انتقل إلى المحتوى

Observability: Health, Monitoring & Logs

This guide covers the tools and procedures for monitoring the Cloudflare RAG service.


1. Health Checks

Health checks are the first line of defense for detecting issues.

API-Side Health Probes

The Labeeb API provides endpoints to check the health of its Cloudflare dependencies from its own perspective.

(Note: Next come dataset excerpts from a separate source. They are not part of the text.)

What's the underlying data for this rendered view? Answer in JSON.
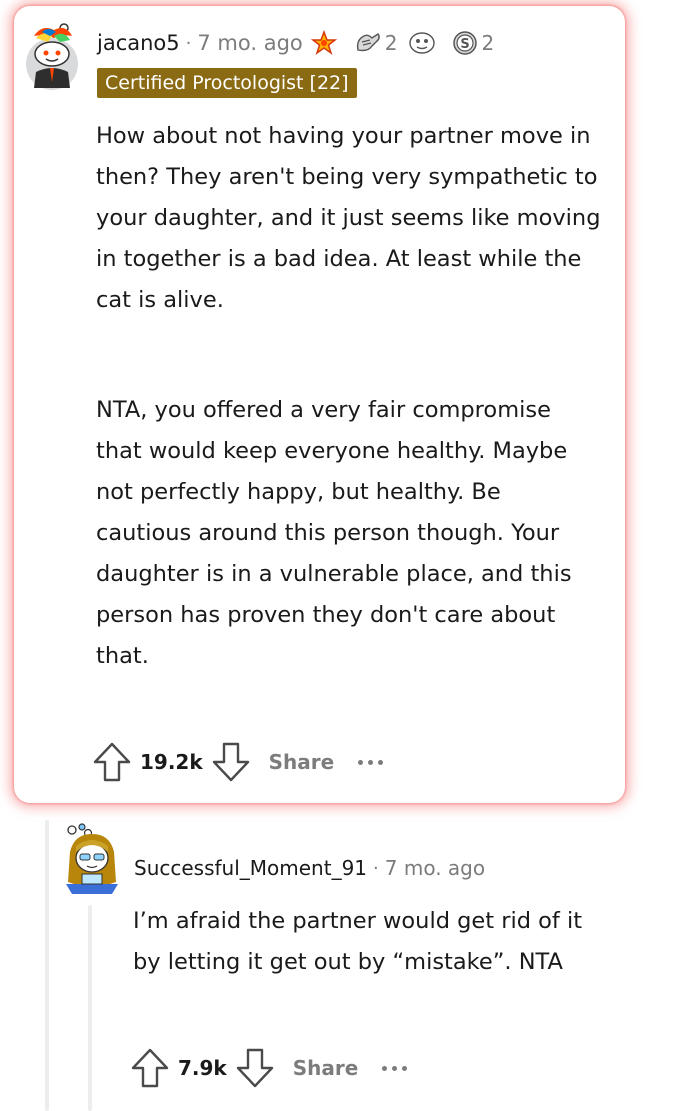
{
  "comments": [
    {
      "username": "jacano5",
      "separator": "·",
      "time": "7 mo. ago",
      "awards": [
        {
          "icon": "star-award-icon",
          "count": ""
        },
        {
          "icon": "hands-award-icon",
          "count": "2"
        },
        {
          "icon": "face-award-icon",
          "count": ""
        },
        {
          "icon": "coin-award-icon",
          "count": "2"
        }
      ],
      "flair": "Certified Proctologist [22]",
      "paragraphs": [
        "How about not having your partner move in then? They aren't being very sympathetic to your daughter, and it just seems like moving in together is a bad idea. At least while the cat is alive.",
        "NTA, you offered a very fair compromise that would keep everyone healthy. Maybe not perfectly happy, but healthy. Be cautious around this person though. Your daughter is in a vulnerable place, and this person has proven they don't care about that."
      ],
      "votes": "19.2k",
      "share_label": "Share"
    },
    {
      "username": "Successful_Moment_91",
      "separator": "·",
      "time": "7 mo. ago",
      "paragraphs": [
        "I’m afraid the partner would get rid of it by letting it get out by “mistake”. NTA"
      ],
      "votes": "7.9k",
      "share_label": "Share"
    }
  ],
  "colors": {
    "highlight_glow": "#f56e6e",
    "flair_bg": "#8a6a12",
    "muted": "#7c7c7c",
    "thread_line": "#ebedef"
  }
}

Endpoint Probe Checks Potential Outcomes
/api/health/ai-gateway Default (/models) AI Gateway connectivity (cached) ok, degraded
/api/health/ai-gateway ?probe=embeddings Upstream provider quota ok, rate_limited, down
/api/health/edge-llm Worker /llm/health Custom worker health ok, down

Worker-Side Health

  • Endpoint: /rag/health
  • Deep Check: Use ?deep=1 to include a quick embedding timing test, which verifies the Workers AI binding is functional.

2. Logs

Real-time logs are essential for debugging.

  • Command: Use wrangler tail to stream live logs from your worker.
    # Tail logs for a specific environment
    wrangler tail --env stage
    
  • AI Gateway Logs: View detailed logs and analytics in the Cloudflare dashboard under AI → AI Gateway → Logs.

3. Monitoring & Dashboards

AI Gateway Dashboard

The AI Gateway dashboard is the primary tool for monitoring cost, latency, and errors related to third-party LLM providers.

  • Location: AI → AI Gateway → Analytics
  • Key Metrics to Watch:
    • Cache Hit Ratio: Enable Cache responses in the gateway settings to reduce costs and latency. A high cache hit ratio is desirable.
    • Errors: Monitor for spikes in error rates, which could indicate issues with an upstream provider.
    • Latency: Track p95 latency to ensure providers are meeting performance expectations.

Vectorize

Use the Wrangler CLI to inspect the status and metadata of your Vectorize indexes.

# List all Vectorize indexes in your account
wrangler vectorize list

# List the metadata configuration for a specific index
wrangler vectorize list-metadata-index labeeb-articles-dev

Server-Timing Header

The /rag/query endpoint includes a Server-Timing response header, which provides a detailed breakdown of the time spent in each stage of the RAG pipeline (e.g., embed, search, rerank). This is invaluable for performance analysis.